James Bannister, NAAC Chairman stated: “As fuel prices double and continue to climb, machinery costs spiral and labour remains at a premium for skilled operators, it will no longer be possible for agricultural contractors to retain static prices. Looking at the escalation in input costs, with spring work potentially only days away, professional contractors will have no choice but to increase costs to sustain their own businesses.”
Contractors have to find the right balance to retain a loyal customer base while keeping pace with rising inflation, but offering the cheapest service can be a clear route out of the industry. Machinery replacement costs and keeping good labour were already headaches for contractors before the current fuel hike.
In the last few days, red diesel costs have leapt from 80p per litre to over £1 and are still climbing.
“Only the foolish will try and cling to stationary prices this spring, as any contractor that understands their own costs will recognise that price increases are vital to keeping pace, earn a living and retain some stability and longevity in their business,” said Jill Hewitt, NAAC chief executive. “Many farmers now rely on their contractor to take on roles that they may no longer have the labour, skills or machinery to complete – but contractors cannot be expected to bankroll their customers and the industry must brace itself for price rises.”
Expectations on contractors continue to escalate with environmental protection, specialist training, record keeping and having the latest technology.
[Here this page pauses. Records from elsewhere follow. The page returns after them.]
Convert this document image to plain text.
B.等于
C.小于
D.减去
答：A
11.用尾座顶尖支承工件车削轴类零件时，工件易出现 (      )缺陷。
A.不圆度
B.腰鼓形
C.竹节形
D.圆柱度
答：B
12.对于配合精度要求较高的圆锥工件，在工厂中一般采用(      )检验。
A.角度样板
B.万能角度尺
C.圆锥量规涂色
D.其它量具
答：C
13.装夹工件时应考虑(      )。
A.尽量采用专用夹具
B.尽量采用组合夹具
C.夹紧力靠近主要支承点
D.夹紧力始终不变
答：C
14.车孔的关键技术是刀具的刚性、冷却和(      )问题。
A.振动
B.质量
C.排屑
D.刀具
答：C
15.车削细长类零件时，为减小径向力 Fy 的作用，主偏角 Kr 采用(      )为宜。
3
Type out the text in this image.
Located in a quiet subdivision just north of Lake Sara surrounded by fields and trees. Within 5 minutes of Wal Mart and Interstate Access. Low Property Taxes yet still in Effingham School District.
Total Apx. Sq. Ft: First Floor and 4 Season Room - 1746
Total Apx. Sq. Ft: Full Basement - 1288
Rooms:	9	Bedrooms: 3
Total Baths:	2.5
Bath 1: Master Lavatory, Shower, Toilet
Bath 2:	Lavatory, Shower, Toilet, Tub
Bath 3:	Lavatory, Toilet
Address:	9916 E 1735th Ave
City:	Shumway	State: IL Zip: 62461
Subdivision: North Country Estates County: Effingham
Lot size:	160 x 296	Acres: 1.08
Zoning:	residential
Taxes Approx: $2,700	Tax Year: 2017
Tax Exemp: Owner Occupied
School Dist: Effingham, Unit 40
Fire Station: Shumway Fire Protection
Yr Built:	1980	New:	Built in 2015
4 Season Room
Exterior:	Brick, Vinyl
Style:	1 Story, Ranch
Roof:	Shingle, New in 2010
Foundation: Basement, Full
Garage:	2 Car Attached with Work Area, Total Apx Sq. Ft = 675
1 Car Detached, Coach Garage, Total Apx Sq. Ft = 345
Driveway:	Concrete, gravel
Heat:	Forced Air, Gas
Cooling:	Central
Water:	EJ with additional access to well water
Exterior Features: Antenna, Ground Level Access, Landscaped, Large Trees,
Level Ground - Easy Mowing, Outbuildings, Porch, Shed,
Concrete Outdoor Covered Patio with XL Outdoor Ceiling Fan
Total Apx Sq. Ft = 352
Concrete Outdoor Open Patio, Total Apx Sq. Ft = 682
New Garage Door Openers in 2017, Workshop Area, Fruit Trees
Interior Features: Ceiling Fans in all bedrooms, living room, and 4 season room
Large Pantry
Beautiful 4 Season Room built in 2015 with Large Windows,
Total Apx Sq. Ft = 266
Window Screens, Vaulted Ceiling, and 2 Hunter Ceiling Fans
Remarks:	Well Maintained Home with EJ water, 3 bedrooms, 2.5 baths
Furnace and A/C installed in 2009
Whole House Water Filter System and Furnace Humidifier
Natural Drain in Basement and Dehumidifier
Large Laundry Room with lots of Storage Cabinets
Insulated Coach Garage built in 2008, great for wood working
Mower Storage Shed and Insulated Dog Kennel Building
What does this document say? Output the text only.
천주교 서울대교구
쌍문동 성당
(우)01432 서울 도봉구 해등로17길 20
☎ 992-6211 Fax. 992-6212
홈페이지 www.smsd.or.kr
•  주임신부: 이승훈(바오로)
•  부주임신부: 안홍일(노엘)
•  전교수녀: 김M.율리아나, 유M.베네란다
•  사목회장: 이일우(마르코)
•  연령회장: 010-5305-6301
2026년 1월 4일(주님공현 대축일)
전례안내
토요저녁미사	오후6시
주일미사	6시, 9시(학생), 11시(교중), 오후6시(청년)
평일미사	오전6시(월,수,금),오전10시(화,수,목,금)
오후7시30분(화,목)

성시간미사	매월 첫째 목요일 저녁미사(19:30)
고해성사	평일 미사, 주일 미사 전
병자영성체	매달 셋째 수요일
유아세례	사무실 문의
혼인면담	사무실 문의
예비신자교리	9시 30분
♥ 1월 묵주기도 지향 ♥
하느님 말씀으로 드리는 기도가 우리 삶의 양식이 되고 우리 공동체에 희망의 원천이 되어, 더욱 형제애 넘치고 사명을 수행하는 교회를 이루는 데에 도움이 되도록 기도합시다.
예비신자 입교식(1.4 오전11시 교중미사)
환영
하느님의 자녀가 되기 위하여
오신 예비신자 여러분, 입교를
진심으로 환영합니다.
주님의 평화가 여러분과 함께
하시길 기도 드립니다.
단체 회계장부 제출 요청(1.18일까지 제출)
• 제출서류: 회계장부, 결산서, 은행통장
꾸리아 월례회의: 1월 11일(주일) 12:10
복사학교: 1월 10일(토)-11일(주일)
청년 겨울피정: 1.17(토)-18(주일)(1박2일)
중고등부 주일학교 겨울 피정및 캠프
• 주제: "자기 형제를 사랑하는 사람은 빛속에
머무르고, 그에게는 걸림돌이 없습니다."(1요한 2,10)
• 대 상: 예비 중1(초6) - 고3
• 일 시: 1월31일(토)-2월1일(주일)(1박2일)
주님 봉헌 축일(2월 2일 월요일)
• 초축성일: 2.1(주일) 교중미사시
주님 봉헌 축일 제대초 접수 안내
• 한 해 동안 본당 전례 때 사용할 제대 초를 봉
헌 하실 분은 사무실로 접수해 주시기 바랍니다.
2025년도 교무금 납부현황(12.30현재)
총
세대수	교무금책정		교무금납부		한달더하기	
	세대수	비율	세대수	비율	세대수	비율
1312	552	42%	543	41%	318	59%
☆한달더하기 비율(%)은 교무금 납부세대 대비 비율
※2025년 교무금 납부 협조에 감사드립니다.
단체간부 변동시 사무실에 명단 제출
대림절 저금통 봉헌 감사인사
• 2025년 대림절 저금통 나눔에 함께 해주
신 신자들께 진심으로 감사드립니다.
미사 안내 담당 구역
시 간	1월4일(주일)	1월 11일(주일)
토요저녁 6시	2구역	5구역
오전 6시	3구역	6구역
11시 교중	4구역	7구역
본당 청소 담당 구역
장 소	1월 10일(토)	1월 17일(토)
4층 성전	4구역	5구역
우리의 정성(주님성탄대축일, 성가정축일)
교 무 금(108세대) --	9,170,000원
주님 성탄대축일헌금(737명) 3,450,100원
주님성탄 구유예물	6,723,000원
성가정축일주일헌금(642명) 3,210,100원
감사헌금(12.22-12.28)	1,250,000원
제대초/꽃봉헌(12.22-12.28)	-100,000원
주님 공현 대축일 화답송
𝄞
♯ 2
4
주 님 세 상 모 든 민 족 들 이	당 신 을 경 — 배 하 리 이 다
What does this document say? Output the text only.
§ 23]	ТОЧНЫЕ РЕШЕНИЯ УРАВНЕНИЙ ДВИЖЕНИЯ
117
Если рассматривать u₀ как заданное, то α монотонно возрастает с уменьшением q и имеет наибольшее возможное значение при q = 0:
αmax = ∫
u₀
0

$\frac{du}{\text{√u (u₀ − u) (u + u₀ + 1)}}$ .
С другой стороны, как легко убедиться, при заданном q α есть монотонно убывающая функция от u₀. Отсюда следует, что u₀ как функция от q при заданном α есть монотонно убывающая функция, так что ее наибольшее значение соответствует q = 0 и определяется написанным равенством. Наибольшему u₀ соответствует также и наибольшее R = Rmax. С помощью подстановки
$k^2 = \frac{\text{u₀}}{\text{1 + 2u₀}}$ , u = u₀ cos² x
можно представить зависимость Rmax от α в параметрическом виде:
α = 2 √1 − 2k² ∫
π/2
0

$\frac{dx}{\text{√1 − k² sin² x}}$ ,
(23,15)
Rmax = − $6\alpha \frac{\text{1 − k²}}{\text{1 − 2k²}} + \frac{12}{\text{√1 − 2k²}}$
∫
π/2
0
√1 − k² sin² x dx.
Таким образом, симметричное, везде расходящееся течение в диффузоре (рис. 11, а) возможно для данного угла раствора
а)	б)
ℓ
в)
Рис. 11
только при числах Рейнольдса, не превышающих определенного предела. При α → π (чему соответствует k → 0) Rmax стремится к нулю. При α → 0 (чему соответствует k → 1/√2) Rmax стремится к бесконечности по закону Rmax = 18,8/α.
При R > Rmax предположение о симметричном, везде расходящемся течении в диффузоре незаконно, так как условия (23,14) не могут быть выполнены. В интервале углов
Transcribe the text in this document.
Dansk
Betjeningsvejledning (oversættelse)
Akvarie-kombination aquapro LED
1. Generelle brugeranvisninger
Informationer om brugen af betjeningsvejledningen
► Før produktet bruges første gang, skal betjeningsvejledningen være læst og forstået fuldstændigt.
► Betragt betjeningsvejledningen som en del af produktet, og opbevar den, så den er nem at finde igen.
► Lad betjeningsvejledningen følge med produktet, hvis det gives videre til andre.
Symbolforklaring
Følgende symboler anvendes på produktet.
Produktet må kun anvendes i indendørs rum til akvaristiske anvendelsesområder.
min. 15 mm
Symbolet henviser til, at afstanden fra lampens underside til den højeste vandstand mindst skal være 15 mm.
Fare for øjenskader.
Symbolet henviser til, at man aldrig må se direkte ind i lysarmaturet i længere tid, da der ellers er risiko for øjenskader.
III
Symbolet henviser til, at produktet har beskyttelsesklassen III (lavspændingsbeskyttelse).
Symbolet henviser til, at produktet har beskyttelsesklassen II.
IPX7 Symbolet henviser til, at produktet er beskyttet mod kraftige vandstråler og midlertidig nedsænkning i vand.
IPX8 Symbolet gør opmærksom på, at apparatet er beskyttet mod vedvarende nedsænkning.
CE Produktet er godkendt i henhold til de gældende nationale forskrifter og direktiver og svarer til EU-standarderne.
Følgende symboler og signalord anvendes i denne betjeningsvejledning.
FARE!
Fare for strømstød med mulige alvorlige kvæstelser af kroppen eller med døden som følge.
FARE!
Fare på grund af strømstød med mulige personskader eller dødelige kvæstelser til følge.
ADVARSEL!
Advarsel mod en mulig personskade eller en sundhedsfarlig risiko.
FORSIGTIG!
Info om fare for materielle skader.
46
All of these require a new level of expertise and equipment. However, the cost of basic inputs is forcing tough decisions.
“Contractors, like the rest of agriculture, are being forced to look hard at their bottom line and escalating business expenses will need to be passed on,” said Meurig Raymond, NAAC President. “A successful contractor will need to cost individual operations carefully and accurately and for a farmer to bring in a reliable, professional contractor that has trained staff, working safely, with the well-maintained kit, this will come at a cost.”
The NAAC recently launched a new online pricing tool for its membership alongside Andersons Consulting, which will allow contractors to evaluate each operation and take into account all costs. This will allow quotes to be made and backed up with statistics and reveal a price that is realistic in the current climate.